彼がバーテンダーに目配せすると、足元の食料庫の中から黒レザーのツナギを取り出した。
「おお、似合うね。まるでブラックウィドウ、いや君の場合どちらかというとウルトラヴァイオレットっぽいね」
何だかよくわからないけど、何となく峰不二子っぽくてかっこいい。しかし、このラズウェルって人はかなりオタク入っているような気がする。

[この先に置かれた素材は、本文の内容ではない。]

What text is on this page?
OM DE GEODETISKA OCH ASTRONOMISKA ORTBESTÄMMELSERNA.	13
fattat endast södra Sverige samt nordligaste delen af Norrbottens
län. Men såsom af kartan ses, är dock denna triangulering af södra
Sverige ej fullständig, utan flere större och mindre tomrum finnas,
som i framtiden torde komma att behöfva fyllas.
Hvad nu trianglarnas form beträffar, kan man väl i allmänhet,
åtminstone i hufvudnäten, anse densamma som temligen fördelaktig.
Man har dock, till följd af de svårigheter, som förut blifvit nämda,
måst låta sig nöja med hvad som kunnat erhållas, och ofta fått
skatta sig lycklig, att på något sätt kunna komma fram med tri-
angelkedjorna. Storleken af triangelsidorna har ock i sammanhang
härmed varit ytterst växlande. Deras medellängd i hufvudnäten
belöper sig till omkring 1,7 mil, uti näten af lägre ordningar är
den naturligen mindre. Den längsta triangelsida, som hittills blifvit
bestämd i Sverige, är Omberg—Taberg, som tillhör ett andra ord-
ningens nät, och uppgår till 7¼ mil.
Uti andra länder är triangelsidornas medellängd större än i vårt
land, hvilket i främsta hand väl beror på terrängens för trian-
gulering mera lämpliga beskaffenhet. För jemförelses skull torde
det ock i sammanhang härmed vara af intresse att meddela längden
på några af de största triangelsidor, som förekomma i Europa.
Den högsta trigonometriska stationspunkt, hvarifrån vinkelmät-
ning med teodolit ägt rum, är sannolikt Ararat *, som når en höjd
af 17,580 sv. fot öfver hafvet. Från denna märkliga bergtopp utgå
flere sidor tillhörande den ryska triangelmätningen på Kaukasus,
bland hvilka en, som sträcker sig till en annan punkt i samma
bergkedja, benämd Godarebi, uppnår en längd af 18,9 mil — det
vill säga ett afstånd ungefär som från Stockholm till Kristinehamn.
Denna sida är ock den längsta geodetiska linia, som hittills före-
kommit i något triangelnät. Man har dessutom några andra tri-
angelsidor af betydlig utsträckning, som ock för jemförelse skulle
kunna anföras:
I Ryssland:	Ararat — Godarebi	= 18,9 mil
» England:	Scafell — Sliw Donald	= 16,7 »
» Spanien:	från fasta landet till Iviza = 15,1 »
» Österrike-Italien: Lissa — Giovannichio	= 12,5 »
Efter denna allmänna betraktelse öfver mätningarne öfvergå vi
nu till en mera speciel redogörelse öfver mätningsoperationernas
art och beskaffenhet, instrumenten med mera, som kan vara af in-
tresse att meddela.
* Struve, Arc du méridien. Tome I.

『好き勝手にやらせてもらうけど、一応聞いて置く。やっちゃダメな事ってある? 』
「そうだな。うちの国が関わっている事は極秘事項だな。それと.. 」
『「それと..」?』
「どうか死なないでほしい」
『そっちは100%約束できるよ。何たって私の守りは「無限」なんだから』
「そっか、それならOKだ! 」
私は上弦の月に飛び上がると屋根伝いにいくつもの家を飛び越え、やがてN国との国境に着いた。